UK public sector AI adoption stuck in pilot mode, leaders warn
TL;DR:
- Public sector digital leaders say that while AI pilots are widespread, very few organisations have moved to production use where AI completes tasks and resolves cases autonomously.
- Legacy systems, siloed data, and GDPR contractual negotiations that outlast the pilots themselves are blocking progress.
- Oxford University Hospitals NHS Foundation Trust and the University of London both prioritised governance frameworks before scaling, an approach they say is essential but time-consuming.
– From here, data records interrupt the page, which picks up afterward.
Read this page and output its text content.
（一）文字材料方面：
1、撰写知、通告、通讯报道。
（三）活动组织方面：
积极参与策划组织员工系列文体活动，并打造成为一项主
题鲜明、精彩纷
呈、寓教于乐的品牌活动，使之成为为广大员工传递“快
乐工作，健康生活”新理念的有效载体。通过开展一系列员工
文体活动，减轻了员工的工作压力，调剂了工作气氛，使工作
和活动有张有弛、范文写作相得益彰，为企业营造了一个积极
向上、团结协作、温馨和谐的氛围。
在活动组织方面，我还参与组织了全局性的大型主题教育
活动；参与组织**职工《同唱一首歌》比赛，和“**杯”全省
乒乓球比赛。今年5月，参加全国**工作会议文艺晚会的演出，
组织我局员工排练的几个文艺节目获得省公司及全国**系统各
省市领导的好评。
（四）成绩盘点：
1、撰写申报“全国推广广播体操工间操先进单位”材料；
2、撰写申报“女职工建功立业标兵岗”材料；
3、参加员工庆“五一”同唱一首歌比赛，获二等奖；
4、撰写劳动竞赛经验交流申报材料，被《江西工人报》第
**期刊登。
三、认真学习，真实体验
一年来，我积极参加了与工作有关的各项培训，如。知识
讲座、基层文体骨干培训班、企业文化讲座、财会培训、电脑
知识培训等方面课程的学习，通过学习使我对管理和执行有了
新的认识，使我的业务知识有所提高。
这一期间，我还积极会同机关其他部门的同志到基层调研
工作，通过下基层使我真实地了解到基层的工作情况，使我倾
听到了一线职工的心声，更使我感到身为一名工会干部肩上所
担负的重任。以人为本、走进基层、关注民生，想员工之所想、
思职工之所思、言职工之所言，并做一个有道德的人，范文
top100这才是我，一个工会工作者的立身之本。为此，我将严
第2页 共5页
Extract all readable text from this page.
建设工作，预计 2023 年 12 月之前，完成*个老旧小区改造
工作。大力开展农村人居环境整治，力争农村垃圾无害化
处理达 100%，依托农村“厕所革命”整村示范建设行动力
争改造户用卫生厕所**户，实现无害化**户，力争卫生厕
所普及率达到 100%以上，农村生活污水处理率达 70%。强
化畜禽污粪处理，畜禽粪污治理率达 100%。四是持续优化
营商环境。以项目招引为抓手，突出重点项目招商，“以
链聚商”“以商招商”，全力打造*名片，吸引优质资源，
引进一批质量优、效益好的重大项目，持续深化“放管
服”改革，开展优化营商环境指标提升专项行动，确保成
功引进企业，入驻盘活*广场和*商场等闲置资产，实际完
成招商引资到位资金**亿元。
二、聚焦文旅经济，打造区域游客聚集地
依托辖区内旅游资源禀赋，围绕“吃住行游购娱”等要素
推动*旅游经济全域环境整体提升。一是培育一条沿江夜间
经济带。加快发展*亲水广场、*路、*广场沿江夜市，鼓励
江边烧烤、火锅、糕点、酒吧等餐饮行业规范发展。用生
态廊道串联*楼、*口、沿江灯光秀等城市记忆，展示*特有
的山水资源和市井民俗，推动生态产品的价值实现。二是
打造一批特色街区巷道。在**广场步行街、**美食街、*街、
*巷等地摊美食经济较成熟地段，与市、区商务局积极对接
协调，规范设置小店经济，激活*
The UK government’s AI Opportunity Action Plan has raised political ambitions for AI adoption across public services, but the organisations doing the actual work say they are struggling to move beyond experimentation. That was the message from digital leaders at the ServiceNow AI Summit in London.
Aaron Neil, ServiceNow’s VP for UK public sector, summarised the gap bluntly: the technology is ready and the opportunity is recognised, but legacy systems, siloed data, and limited skills make meaningful integration difficult.
Governance before deployment
Lee Massie, head of IT at Oxford University Hospitals NHS Foundation Trust, described a deliberate approach: develop policy and governance with staff and patients first, then scale deployments. The Trust has tested AI-assisted clinical documentation, where tools transcribe clinician-patient conversations and generate structured notes. Some clinics report more time with patients, but concerns about transcription accuracy with complex medical language remain.
Richard Michel, chief information and digital officer at the University of London, took a similar path. Rather than a standalone AI strategy, the university embedded AI within a five-year digital vision and developed an AI policy framework covering teaching, research, and professional services.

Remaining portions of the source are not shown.